Quoting JanuaryBaby06:

IDK this is a toughy for me :/




Are we talking about stopping suspects or stopping potential suspects? Because there is a difference. If your talking about suspects on ongoing cases then I am all for that. However stopping someone because they look "suspicous" is something that I am up in the air with.




Yeah, don't think I am for that. I live in Philadelphia, where whites are a minority. I live at the edge of the city in a nicer area surrounded by cops because until recently they couldnt leave the city so they all just moved to the edges.
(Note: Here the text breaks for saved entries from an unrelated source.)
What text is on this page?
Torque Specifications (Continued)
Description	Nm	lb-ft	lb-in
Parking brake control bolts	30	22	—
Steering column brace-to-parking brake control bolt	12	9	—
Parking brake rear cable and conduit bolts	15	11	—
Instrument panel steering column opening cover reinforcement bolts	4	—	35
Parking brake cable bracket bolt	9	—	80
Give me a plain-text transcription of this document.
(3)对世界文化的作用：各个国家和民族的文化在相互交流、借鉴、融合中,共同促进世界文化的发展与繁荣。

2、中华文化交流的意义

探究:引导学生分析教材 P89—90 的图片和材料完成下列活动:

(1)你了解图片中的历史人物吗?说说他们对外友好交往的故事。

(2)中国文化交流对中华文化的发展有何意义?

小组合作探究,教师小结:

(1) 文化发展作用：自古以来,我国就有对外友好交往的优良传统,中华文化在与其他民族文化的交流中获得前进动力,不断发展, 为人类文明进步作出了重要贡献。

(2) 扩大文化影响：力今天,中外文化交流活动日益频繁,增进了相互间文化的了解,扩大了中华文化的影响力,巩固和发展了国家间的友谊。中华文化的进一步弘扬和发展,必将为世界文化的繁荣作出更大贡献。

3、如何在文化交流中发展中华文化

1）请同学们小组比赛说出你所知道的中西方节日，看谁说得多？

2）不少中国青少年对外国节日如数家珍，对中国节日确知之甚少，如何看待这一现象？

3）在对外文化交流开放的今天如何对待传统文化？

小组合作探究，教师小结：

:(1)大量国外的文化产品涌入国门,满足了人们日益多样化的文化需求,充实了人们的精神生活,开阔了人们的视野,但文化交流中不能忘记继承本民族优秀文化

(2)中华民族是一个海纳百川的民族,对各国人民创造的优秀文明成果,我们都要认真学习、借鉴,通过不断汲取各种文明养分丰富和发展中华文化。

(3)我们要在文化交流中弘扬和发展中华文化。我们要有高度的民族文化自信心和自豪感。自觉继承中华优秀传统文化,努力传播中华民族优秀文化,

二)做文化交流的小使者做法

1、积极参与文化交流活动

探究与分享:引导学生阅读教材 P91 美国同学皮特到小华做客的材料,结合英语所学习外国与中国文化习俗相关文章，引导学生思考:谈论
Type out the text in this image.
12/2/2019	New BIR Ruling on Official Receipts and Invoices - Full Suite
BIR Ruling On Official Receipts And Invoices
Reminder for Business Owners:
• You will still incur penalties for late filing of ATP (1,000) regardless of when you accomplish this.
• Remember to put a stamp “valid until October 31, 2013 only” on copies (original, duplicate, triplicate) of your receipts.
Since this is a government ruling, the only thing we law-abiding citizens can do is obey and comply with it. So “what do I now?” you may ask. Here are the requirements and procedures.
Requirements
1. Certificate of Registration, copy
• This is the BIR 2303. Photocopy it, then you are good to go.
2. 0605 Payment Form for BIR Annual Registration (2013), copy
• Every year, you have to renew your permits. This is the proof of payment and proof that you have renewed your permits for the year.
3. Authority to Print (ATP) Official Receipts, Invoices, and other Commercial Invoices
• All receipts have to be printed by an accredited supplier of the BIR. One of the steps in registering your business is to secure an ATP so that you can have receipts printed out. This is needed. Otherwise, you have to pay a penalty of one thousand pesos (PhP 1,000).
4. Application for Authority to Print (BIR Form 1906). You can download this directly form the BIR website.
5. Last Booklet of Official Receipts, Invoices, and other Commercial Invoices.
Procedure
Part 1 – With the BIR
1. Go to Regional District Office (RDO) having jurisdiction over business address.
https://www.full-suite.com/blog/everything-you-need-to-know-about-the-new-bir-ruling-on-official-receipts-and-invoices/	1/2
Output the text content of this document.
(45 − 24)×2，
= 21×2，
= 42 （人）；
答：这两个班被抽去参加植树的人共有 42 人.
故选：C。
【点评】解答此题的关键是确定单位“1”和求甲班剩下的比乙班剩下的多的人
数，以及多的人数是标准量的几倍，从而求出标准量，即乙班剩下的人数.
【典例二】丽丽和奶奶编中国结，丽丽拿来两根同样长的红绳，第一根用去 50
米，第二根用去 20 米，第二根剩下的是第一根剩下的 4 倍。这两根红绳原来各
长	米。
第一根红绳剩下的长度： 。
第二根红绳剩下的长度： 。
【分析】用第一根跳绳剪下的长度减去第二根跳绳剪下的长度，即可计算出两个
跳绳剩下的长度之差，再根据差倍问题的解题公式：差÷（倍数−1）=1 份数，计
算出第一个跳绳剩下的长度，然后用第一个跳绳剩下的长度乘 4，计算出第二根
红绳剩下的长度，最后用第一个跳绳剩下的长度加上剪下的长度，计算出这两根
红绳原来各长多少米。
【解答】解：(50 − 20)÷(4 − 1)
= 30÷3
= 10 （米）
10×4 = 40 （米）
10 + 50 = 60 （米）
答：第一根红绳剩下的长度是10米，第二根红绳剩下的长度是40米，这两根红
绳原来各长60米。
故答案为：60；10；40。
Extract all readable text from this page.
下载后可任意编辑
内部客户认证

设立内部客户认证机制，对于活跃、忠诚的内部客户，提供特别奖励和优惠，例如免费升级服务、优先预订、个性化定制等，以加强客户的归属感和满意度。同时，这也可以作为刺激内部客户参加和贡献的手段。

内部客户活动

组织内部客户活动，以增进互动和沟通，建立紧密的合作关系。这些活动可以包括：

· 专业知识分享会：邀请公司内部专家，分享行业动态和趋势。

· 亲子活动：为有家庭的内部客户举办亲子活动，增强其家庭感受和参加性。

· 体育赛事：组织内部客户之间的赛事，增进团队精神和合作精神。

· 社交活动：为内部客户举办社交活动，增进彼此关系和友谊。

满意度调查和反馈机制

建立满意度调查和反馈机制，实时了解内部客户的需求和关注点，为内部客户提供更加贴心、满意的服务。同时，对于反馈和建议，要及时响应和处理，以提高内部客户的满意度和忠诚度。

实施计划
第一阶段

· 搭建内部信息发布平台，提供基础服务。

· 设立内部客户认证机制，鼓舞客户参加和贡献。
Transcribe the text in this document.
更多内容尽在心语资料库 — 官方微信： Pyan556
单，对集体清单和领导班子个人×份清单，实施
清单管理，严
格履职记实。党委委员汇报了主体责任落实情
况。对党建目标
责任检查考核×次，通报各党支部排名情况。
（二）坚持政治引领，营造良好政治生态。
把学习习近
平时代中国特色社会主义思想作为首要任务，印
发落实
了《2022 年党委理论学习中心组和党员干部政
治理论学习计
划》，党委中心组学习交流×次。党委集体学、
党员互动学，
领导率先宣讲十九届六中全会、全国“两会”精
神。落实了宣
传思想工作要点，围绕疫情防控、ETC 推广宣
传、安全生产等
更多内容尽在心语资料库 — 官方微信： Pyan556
That being said, doing what they do, going where they go, seeing what they see and who they tend to deal with here.... many are pretty raciest, I don't know if it's really right to allow them stop people on a whim, I don't know if it's that way everywhere I mean can see the upsides too that is why i'm a little torn but I'm leaning slightly against it to be honest.
SallyMJ
by Ruby Member on Jun. 18, 2013 at 5:31 AM

BUMP!

LuvmyAiden
by Member on Jun. 18, 2013 at 10:08 AM
1 mom liked this

So let me get this straight. New York wants draconian gun laws so that people are unable to protect themselves AND they want to tie the hands of police who have used this policy of stop & frisk VERY successfully? God I am even more glad that I don't live there and I didn't t think that was possible.

Luvnlogic
by on Jun. 18, 2013 at 10:15 AM
1 mom liked this
I don't know....it's hard to argue with results, isn't it? While there is def an opportunity for abuse of power, shouldn't we just take those who abuse this power on individually while leaving in place a policy that has reduced crime? It's entirely possible that, since I've never been a victim of criminal racial profiling, my opinion may be naive. Which is why I used questions to comment.